Interstitial lung disease (ILD) has emerged as a lethal complication of systemic juvenile idiopathic arthritis (sJIA), often characterized by a clinical "phenotypic dissociation" between intense systemic inflammation and minimal articular involvement. This study aimed to delineate the clinical endotype of sJIA-ILD and investigate the pathogenic role of Oncostatin M (OSM) and its regulation under diverse therapeutic pressures.

We conducted a retrospective study of 202 sJIA patients (ILD+, n=64; ILD-, n=138) to define clinical and radiological signatures. Independent risk factors were identified via multivariate logistic regression. Circulating biomarkers were screened using Olink® high-dimensional proteomics. Mechanistic validation was performed in a TLR9-induced Macrophage Activation Syndrome (MAS) mouse model. We evaluated compartmentalized OSM regulation by IFN-γ and compared the efficacy of Janus kinase (JAK) inhibition (ruxolitinib) against divergent Interleukin-6 receptor (IL-6R) blockade regimens: single high-dose (SD, 20 mg/kg) versus multiple low-dose (MD, 10 mg/kg ×3).

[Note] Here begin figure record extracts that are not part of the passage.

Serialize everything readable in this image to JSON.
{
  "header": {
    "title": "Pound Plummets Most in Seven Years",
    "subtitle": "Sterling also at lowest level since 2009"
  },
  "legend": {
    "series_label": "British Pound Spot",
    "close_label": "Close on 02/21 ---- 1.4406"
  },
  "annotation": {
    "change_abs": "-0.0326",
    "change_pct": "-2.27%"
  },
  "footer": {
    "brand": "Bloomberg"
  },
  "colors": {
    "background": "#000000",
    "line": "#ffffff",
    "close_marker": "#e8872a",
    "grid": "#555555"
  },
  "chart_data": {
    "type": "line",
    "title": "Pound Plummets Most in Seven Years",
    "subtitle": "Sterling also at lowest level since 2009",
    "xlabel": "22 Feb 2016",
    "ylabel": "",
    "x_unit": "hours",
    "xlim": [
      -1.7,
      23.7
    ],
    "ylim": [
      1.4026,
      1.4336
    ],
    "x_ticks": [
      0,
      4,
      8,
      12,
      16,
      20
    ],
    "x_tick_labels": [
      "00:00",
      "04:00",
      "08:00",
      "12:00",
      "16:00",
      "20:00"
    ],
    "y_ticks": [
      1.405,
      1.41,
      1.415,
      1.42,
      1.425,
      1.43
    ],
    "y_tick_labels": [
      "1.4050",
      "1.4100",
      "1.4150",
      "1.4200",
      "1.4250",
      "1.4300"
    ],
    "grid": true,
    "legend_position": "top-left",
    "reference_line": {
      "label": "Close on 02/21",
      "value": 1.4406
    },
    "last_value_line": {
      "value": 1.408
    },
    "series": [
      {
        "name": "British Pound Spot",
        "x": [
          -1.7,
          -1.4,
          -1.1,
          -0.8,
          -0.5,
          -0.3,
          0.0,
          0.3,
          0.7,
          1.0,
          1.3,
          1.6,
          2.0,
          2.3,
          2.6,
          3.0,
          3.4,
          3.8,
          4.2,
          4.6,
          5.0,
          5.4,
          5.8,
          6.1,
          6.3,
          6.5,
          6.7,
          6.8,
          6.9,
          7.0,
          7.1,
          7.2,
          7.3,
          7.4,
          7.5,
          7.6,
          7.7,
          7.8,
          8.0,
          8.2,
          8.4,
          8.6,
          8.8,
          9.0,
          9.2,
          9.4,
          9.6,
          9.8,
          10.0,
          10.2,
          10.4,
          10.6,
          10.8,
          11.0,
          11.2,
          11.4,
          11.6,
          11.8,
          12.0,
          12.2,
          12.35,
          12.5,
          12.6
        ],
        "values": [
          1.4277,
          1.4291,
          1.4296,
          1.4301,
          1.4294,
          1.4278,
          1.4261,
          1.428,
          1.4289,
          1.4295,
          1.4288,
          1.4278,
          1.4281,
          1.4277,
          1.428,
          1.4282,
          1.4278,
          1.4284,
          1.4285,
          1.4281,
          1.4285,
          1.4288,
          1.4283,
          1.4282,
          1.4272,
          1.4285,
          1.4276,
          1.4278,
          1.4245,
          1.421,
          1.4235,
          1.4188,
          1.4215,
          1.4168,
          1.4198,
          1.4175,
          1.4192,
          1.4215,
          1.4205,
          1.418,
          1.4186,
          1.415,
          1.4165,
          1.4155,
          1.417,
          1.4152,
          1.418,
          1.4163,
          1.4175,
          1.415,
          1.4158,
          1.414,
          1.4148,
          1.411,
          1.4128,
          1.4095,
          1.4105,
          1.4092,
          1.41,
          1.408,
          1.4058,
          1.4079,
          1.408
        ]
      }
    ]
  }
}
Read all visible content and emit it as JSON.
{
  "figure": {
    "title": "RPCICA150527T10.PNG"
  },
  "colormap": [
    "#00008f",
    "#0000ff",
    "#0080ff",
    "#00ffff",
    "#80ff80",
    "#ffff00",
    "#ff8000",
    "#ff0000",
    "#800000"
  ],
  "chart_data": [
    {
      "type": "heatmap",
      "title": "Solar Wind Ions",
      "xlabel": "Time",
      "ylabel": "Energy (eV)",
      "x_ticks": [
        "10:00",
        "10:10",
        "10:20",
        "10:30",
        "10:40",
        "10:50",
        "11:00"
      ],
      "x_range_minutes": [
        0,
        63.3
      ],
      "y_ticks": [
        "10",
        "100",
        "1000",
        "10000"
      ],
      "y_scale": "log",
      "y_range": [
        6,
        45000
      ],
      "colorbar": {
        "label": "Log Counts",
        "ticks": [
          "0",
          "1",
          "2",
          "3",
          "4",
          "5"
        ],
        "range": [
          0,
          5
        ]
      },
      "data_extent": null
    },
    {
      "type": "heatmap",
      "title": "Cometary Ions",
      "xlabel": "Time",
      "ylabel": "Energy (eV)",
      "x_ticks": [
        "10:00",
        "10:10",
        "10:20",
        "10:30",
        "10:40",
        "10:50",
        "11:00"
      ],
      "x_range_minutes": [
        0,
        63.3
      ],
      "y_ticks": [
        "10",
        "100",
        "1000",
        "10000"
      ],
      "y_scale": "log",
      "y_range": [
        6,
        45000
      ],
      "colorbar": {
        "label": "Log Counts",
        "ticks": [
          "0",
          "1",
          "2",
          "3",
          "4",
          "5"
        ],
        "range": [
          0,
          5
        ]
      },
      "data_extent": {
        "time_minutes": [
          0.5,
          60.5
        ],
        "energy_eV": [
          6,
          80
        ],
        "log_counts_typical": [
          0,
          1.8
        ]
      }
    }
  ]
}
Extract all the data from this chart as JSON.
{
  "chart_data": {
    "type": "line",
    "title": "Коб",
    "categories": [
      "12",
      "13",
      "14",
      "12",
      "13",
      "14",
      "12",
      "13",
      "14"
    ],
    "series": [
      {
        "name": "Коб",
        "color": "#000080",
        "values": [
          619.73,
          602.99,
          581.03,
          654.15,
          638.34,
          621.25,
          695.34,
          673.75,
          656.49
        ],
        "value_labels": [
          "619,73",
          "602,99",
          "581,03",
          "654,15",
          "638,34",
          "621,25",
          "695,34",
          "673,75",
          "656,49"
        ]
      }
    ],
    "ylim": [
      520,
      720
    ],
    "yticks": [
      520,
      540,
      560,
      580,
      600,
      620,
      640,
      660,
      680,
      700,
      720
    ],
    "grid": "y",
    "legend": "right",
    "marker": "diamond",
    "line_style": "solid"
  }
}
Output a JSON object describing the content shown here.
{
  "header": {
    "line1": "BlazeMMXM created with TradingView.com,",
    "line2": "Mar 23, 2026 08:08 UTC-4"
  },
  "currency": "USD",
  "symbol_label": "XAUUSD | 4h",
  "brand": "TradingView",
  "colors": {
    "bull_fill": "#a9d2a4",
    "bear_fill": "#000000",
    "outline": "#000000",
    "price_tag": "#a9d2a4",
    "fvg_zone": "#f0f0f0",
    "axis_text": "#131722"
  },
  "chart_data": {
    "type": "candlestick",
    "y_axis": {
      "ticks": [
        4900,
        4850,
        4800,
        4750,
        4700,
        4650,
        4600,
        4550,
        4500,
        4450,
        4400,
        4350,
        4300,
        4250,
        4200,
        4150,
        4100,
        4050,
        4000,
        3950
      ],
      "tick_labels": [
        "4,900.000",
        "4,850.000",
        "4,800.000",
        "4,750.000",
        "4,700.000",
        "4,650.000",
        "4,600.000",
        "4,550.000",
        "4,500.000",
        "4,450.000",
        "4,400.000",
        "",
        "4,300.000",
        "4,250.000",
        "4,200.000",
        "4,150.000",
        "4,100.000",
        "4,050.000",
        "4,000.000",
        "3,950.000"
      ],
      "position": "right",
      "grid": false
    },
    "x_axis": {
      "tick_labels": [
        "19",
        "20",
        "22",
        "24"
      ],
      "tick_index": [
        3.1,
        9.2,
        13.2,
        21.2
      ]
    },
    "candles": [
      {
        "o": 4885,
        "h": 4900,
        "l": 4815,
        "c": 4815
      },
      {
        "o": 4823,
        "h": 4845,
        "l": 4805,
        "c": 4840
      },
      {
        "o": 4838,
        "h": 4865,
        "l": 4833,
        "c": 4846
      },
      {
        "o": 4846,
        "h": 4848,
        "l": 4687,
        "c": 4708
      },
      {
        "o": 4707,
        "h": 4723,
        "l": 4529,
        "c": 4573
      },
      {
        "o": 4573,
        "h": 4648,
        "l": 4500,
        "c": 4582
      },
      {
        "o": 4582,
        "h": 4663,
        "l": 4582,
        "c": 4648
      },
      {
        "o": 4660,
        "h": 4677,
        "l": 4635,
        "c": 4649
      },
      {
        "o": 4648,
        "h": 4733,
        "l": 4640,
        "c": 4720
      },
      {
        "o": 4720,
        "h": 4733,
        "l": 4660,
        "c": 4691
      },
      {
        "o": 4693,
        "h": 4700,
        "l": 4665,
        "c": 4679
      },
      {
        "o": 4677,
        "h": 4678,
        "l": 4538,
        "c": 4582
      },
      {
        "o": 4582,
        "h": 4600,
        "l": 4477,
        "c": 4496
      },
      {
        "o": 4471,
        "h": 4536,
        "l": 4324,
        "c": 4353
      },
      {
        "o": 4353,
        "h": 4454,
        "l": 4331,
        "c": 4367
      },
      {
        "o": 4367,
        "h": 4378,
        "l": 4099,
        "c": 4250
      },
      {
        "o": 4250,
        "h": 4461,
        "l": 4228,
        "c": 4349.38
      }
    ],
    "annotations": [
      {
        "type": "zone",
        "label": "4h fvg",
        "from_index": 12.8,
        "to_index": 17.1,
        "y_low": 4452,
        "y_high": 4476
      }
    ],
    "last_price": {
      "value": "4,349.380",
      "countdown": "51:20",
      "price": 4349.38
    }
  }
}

Patients with sJIA-ILD exhibited a "systemic-dominant" phenotype, characterized by a significantly higher MAS incidence (67.2% vs. 29.0%, P < 0.001) despite a paradoxically lower active joint count (P = 0.020). LDH (OR=2.69 per 1-SD increase) and CRP (OR=1.85 per 1-SD increase) were identified as independent predictors of ILD. A significant sexual dimorphism was observed in radiological manifestations, with male gender conferring a 4.05-fold increased risk of pleural effusion (P = 0.019). Proteomic profiling identified OSM as a specific hallmark of ILD. In the MAS model, induction triggered massive surges in systemic and pulmonary OSM. Mechanistically, exogenous IFN-γ paradoxically suppressed pulmonary OSM (72.9% reduction) while leaving systemic levels elevated, revealing a distinct compartmentalized regulation. Therapeutically, ruxolitinib robustly normalized OSM levels across both compartments. Conversely, while single high-dose IL-6R blockade was effective, the multiple low-dose regimen precipitated a systemic hyperinflammatory rebound, with plasma OSM levels surging 6.6-fold compared to the high-dose group (P = 0.029).

sJIA-ILD represents a distinct hyperinflammatory endotype driven by OSM, characterized by a visceral-dominant clinical profile and radiological sexual dimorphism. The observed compartmentalized regulation and the risk of paradoxical exacerbation under suboptimal IL-6R blockade emphasize the critical impact of dosing strategies. These findings support JAK inhibition as a mechanistically superior therapeutic approach for this refractory complication.